So before we get started, be sure to warm up with exercises to avoid causing any injuries as walking bass lines do require some stretching and string skipping.
Take a look at my lesson “Awesome finger strength exercise and warmup for bass” for tips and some useful permutations to get your fingers flexing. Etudes, scales, chords and arpeggios are all great warm up’s too, not to mention they help solidify your harmony and theory knowledge and get them into what we call your “muscle memory.”
This live workshop was streamed on the ninth anniversary of TalkingBass.net! Thank you to all of you who subscribe, watch, listen, buy the courses and generally hang out. I really appreciate you all, and I hope that you find TalkingBass useful for all your bass playing endeavours.

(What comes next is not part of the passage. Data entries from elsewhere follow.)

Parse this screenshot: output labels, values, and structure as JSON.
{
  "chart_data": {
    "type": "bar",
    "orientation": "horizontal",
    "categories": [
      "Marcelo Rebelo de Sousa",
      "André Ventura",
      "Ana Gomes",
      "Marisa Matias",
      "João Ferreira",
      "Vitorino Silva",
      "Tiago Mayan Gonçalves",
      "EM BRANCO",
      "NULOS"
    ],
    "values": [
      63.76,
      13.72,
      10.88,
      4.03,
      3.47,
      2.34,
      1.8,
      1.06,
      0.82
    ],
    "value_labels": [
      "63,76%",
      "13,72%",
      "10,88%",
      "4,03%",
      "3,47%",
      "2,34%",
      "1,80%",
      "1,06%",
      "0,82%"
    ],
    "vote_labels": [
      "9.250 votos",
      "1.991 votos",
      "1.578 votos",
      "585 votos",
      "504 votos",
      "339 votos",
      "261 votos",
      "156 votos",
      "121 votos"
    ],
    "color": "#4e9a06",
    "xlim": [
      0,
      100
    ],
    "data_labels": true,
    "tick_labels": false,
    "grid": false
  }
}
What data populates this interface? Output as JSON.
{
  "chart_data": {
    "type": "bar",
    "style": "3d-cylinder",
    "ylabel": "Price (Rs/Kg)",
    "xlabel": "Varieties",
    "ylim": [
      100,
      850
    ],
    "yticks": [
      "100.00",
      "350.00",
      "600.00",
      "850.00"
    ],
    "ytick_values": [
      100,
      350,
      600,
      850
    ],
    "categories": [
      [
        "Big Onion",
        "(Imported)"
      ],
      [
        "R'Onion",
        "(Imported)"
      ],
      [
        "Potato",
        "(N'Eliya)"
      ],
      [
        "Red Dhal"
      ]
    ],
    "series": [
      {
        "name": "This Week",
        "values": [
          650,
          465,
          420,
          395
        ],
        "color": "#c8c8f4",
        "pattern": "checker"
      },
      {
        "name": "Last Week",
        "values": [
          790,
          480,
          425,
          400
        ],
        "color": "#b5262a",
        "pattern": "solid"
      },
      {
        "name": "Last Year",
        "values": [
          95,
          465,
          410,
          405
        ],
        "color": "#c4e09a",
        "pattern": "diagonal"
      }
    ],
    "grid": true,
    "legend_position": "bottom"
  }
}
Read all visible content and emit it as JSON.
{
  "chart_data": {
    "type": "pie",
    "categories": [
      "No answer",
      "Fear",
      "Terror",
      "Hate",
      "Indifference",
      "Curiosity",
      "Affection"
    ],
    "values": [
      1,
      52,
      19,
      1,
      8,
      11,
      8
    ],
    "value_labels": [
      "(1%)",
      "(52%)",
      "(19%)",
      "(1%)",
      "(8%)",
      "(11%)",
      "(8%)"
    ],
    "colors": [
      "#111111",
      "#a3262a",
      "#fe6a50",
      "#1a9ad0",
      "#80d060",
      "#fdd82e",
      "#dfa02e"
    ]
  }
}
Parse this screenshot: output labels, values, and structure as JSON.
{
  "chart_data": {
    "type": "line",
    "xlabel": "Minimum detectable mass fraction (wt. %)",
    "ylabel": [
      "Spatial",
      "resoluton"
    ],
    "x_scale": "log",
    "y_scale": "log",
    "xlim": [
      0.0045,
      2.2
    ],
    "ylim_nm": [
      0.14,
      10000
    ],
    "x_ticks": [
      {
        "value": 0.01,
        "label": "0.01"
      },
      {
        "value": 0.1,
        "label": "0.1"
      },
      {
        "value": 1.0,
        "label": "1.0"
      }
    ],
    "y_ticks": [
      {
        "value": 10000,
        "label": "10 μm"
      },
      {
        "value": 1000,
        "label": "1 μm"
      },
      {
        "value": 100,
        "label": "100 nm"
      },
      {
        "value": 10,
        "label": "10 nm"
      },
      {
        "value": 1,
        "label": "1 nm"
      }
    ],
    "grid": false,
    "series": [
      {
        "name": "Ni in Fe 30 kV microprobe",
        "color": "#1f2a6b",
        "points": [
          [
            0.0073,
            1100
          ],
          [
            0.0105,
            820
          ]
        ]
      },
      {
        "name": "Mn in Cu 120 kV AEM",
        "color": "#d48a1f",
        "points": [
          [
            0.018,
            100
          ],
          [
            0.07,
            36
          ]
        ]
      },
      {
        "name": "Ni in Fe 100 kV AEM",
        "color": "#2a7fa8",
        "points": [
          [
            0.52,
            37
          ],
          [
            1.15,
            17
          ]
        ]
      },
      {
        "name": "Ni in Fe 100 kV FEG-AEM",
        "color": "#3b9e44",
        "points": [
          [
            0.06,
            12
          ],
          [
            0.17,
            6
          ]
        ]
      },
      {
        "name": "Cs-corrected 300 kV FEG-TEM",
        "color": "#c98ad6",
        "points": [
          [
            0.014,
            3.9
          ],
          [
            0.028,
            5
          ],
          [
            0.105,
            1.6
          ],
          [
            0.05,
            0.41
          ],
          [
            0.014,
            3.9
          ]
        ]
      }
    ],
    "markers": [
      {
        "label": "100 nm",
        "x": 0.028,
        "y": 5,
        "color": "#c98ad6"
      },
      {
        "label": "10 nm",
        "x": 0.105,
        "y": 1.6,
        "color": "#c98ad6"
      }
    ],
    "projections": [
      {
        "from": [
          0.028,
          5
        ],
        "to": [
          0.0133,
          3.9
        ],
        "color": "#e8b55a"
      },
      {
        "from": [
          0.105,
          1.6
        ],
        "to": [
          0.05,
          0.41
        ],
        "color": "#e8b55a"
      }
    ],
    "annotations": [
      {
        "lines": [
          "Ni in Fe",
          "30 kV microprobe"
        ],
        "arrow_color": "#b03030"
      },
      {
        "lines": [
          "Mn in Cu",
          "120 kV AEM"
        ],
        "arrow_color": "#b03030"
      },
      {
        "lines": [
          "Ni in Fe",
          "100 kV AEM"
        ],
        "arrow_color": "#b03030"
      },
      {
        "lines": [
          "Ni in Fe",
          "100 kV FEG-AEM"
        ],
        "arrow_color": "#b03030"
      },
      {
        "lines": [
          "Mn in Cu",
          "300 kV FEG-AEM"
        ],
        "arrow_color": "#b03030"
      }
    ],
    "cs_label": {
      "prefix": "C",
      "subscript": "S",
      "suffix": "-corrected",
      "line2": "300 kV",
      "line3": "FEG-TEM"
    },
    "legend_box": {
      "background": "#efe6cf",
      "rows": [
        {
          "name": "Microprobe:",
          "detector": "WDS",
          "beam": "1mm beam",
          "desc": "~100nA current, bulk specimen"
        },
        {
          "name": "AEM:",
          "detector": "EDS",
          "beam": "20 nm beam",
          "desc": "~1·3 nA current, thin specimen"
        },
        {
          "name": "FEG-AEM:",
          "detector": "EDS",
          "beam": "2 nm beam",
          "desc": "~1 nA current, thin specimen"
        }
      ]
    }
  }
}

So for this walking bass workshop, I went old school with my Fender Precision strung with old flat wound strings for that proper vintage thudding jazz sound. I also used a backing track of the jazz standard “Autumn Leaves.”
What to play?
When it comes to walking bass, you’re often told that it’s improvised, but that’s not entirely true. There are rules to follow and you definitely need a basic understanding of music theory. It does have an element of improvisation for sure, but we do need to know something about how to move between the chords and link them to create that ‘walking’ sound we are all so familiar with when it comes to jazz bass.
You need to know the notes on your bass and your chords tones – and by that I mean your arpeggios! The main job of the bass in this instance is to outline the tonality of each chord in the piece. Another thing you need to do, is target the chord tones (which tend to be the strongest notes) in the chord progression.
First of all, try to play through the chord progression by just hitting the root notes. Then move on to a chord tone such as the third or fifth. You also need to look ahead to the next chord and plan your next move as you go. Working through jazz standards is a brilliant practice for navigating a chord progression.